Ein Dienstleister, der Werkskalibrierungen durchführt, sollte unbedingt nach EN ISO 17025 akkreditiert sein, um die geforderte Rückführbarkeit sicherzustellen. Dies gilt zum Beispiel für alle DAkkS-akkreditierten Kalibrierlaboratorien in Deutschland. Ein Kalibrierlaboratorium, das eine solche Akkreditierung besitzt wie die SCHATZ AG, hat ein Qualitätsmanagement-System und beachtet grundsätzlich die gesamten Vorgaben bestehender Normen und Richtlinien. Als Auswahlkriterium, ob ein Werkskalibrierschein ausreicht oder eine DAkkS-Kalibrierung notwendig ist, dient die Einstufung des Messgerätes hinsichtlich der Anwendung:
-Ist das Messgerät regelmäßig in Gebrauch, um kritische oder qualitätsrelevante Messungen durchzuführen?
-Oder werden mit dem Messgerät andere Mess- und Prüfgeräte kalibriert?
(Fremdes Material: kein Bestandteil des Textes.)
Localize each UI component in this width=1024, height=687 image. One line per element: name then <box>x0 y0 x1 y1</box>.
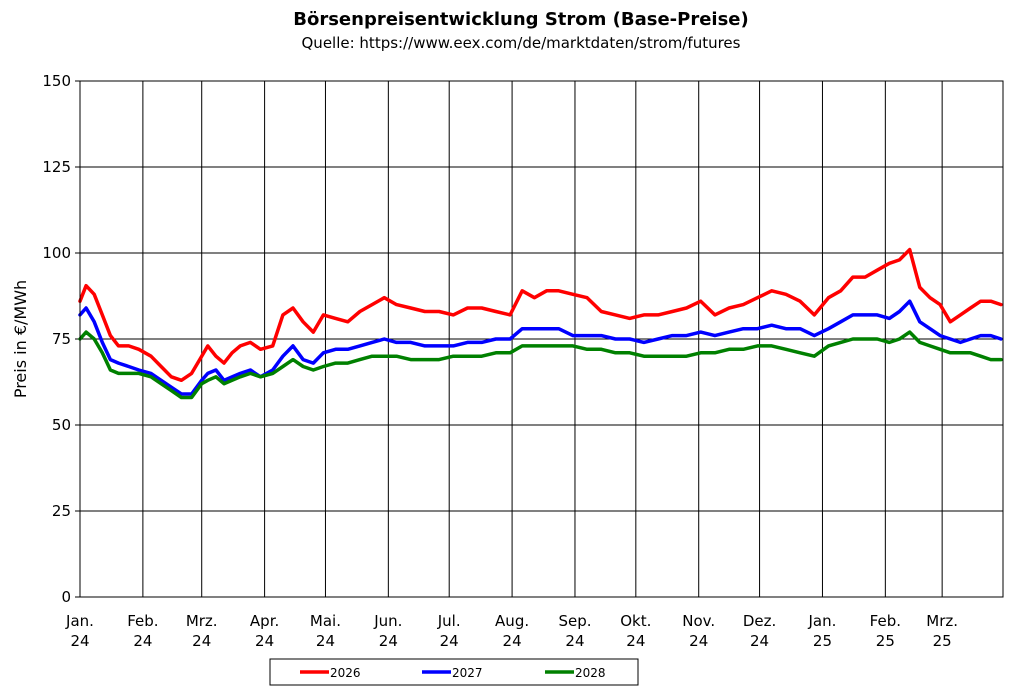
x-tick-label-month: Okt. <box>620 612 651 630</box>
x-tick-label-year: 24 <box>750 632 769 650</box>
x-tick-label-year: 25 <box>813 632 832 650</box>
legend: 2026 2027 2028 <box>269 658 639 686</box>
x-tick-label-year: 24 <box>689 632 708 650</box>
x-tick-label-year: 24 <box>70 632 89 650</box>
chart-subtitle: Quelle: https://www.eex.com/de/marktdate… <box>302 34 741 52</box>
x-tick-label-month: Nov. <box>682 612 715 630</box>
x-tick-label-month: Sep. <box>558 612 591 630</box>
legend-label-2028: 2028 <box>575 666 606 680</box>
legend-label-2027: 2027 <box>452 666 483 680</box>
x-tick-label-year: 24 <box>379 632 398 650</box>
x-tick-label-year: 24 <box>192 632 211 650</box>
y-tick-label: 100 <box>42 244 71 262</box>
legend-label-2026: 2026 <box>330 666 361 680</box>
x-axis-ticks: Jan. 24 Feb. 24 Mrz. 24 Apr. 24 Mai. 24 Jun. 24 Jul.… <box>65 612 958 650</box>
chart-title: Börsenpreisentwicklung Strom (Base-Preis… <box>293 9 748 30</box>
x-tick-label-month: Dez. <box>743 612 776 630</box>
x-tick-label-month: Jan. <box>808 612 837 630</box>
x-tick-label-year: 24 <box>133 632 152 650</box>
x-tick-label-month: Aug. <box>495 612 529 630</box>
y-axis-ticks: 0 25 50 75 100 125 150 <box>42 72 80 606</box>
y-tick-label: 75 <box>52 330 71 348</box>
x-tick-label-year: 24 <box>440 632 459 650</box>
legend-box <box>269 658 639 686</box>
plot-border <box>79 80 1004 598</box>
x-tick-label-month: Mai. <box>310 612 341 630</box>
y-tick-label: 50 <box>52 416 71 434</box>
x-tick-label-year: 25 <box>876 632 895 650</box>
series-line-2027 <box>78 299 1003 396</box>
y-tick-label: 150 <box>42 72 71 90</box>
x-tick-label-month: Apr. <box>250 612 279 630</box>
y-tick-label: 125 <box>42 158 71 176</box>
x-tick-label-year: 24 <box>255 632 274 650</box>
x-tick-label-year: 24 <box>503 632 522 650</box>
x-tick-label-month: Jun. <box>373 612 402 630</box>
x-tick-label-month: Mrz. <box>926 612 958 630</box>
x-tick-label-year: 25 <box>933 632 952 650</box>
series-lines <box>78 247 1003 400</box>
x-tick-label-month: Feb. <box>870 612 901 630</box>
x-tick-label-month: Feb. <box>127 612 158 630</box>
x-tick-label-year: 24 <box>316 632 335 650</box>
y-axis-label: Preis in €/MWh <box>11 280 30 398</box>
x-tick-label-year: 24 <box>626 632 645 650</box>
x-tick-label-month: Jan. <box>65 612 94 630</box>
series-line-2026 <box>78 247 1003 383</box>
y-tick-label: 0 <box>61 588 71 606</box>
x-tick-label-year: 24 <box>565 632 584 650</box>
y-tick-label: 25 <box>52 502 71 520</box>
series-line-2028 <box>78 330 1003 400</box>
x-tick-label-month: Mrz. <box>186 612 218 630</box>
x-tick-label-month: Jul. <box>437 612 461 630</box>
Ordnet man die Mess- und Prüfgeräte in die verschiedenen Ebenen der Kalibrierhierarchie ein, stellt man fest, dass Gebrauchsnormale vorhanden sind. Hierzu gibt die DKD-4 präzise Auskunft:
"Gebrauchsnormale oder Werksnormale müssen durch ein akkreditiertes Kalibrierlaboratorium kalibriert und so auf nationale Normale rückführbar sein."

Dies ist eine eindeutige Entscheidungshilfe dafür, welche Mess- und Prüfmittel unbedingt eine DAkkS-Kalibrierung benötigen. Bei DAkkS-Kalibrierungen wird der gesamte Ablauf einer Kalibrierung bis hin zu Form und Inhalt der Kalibrierscheine vom DKD vorgeschrieben, was zu einem wesentlich höheren Aufwand bei diesen Kalibrierungen führt.
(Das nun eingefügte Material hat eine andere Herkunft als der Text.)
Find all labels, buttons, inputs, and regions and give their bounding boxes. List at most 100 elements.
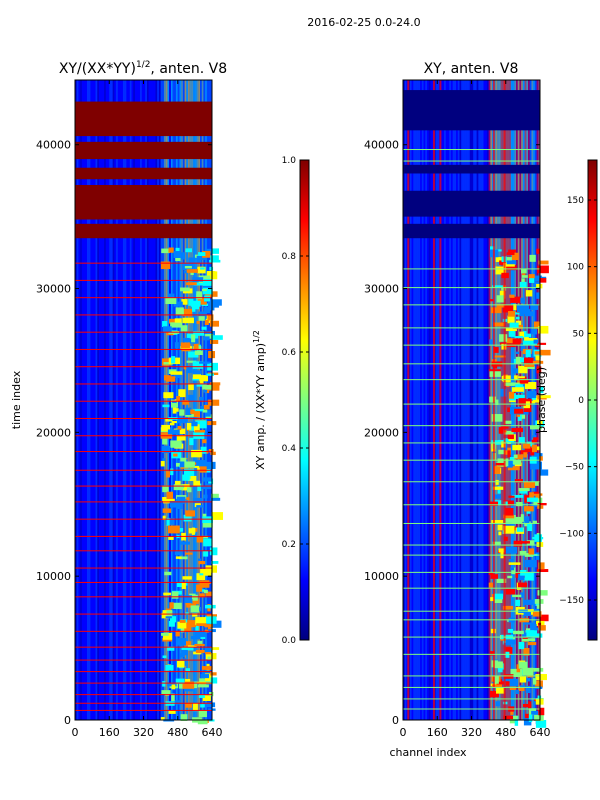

Für die Erstellung von Werkskalibrierscheinen gibt es nicht für alle Parameter Vorgaben und somit liegen diese im Ermessensbereich des Kalibrierlaboratoriums. Bei Werkskalibrierscheinen muss daher unbedingt darauf geachtet werden, dass sowohl die Messunsicherheit, als auch die Anteile, die zur Messunsicherheit führen, ausgewiesen sind und die Rückführbarkeit belegt ist.

Kalibrierungen ohne Angabe der Messunsicherheit sind wertlos. Ob Werks- oder DAkkS-Kalibrierungen notwendig sind, entscheidet somit die Kalibrierhierarchie, die für den Betrieb angelegt wurde.